Thanks for comments. I am wondering, when you say painful, do you mean painful emotionally, technically... painful in a good way or a bad way?

I would also love to hear technical feedback on this fella.


----------



## hpowders (Dec 23, 2013)

A terrific jazz-like improviser on piano who unfortunately does not know how to keep his mouth shut during performances.

He recorded a fine Bach WTC on piano by the way, which can stand up to any classically trained pianist's performance.


----------



## starthrower (Dec 11, 2010)

Haven't listened to any of his classical recordings, but I'm a huge fan of his early 70s work with Charlie Haden, Paul Motian, and Dewey Redman. Particularly Treasure Island, and Expectations. And the archival release, Hamburg '72 on ECM.


----------



## Barbebleu (May 17, 2015)

Wonderful musician. A technical wizard and improvisatory genius. I have everything he has ever done and love all of it. I think his improv reached a peak with The Sunbear Concerts and truth to tell anything from around that period is fabulous. His trio work, his American Quartet, his European Quartet, all fantastic. If you haven't already guessed I am a huge fan.


----------



## LOLWUT (Oct 12, 2016)

Greater than Bach.


----------



## jim prideaux (May 30, 2013)

alongside certain other composers and musicians he has been an ever present in my teen/adult life (Sibelius, 70's Van Morrison, Steely Dan, Metheny-you get the picture)and I am well aware of the supposed deficiencies and criticisms but frankly I do not care-oddly enough I was just reading and listening to the Bremen Lausanne Concerts!

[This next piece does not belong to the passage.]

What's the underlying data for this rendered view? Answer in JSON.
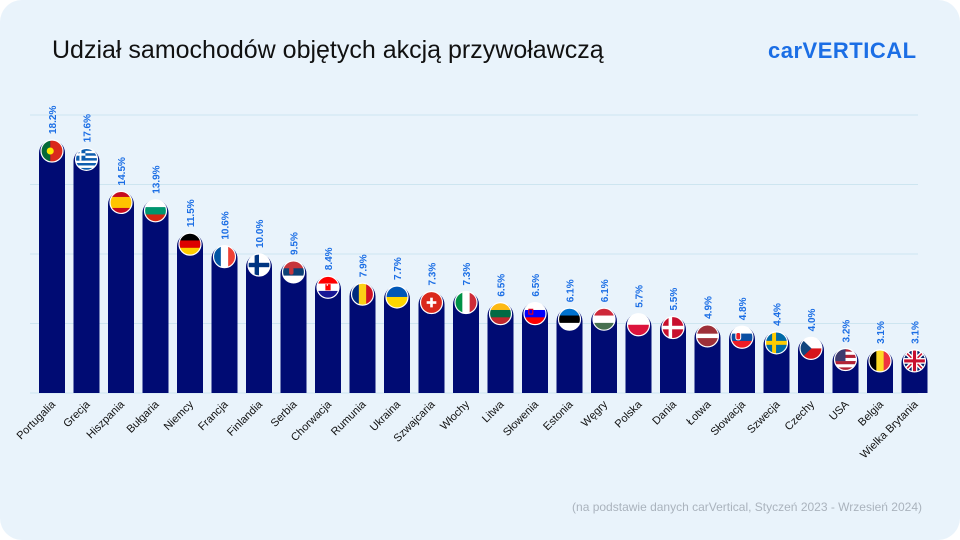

might I recommend the following.......

Bremen Lausanne Concerts
Sun Bear Concerts
My Song/Belonging/Personal Mountains/Sleeper-with the European Quartet
Koln Concert
Staircase
Survivors Suite-with the American Quartet
Bregenz Munchen.....

apologies, I could just end up with a great long list-when he is great he is simply marvellous and with every album itseems that (irrespective of my own personal reservations) I will find at least one track that takes my breath away-Blame it on my Youth from 'The Cure' or even a version of My Back Pages from the early Somewhere Before......

what ever happens I do believe you are in for a treat!!!!

by the way Klassa-this is all about heart-I personally have no 'technical feedback' to offer other than the observation that the man can really play.....


----------



## satoru (May 29, 2014)

Klassic said:


> Thanks for comments. I am wondering, when you say painful, do you mean painful emotionally, technically... painful in a good way or a bad way?
> 
> I would also love to hear technical feedback on this fella.


 I meant emotional pain. It stirs up my mind so much so it's difficult to sit through those sections without tearing my hair or hitting my head with fists. One of my friend actually loves those part because they are "interesting' to him, so I guess it's a good thing as an art.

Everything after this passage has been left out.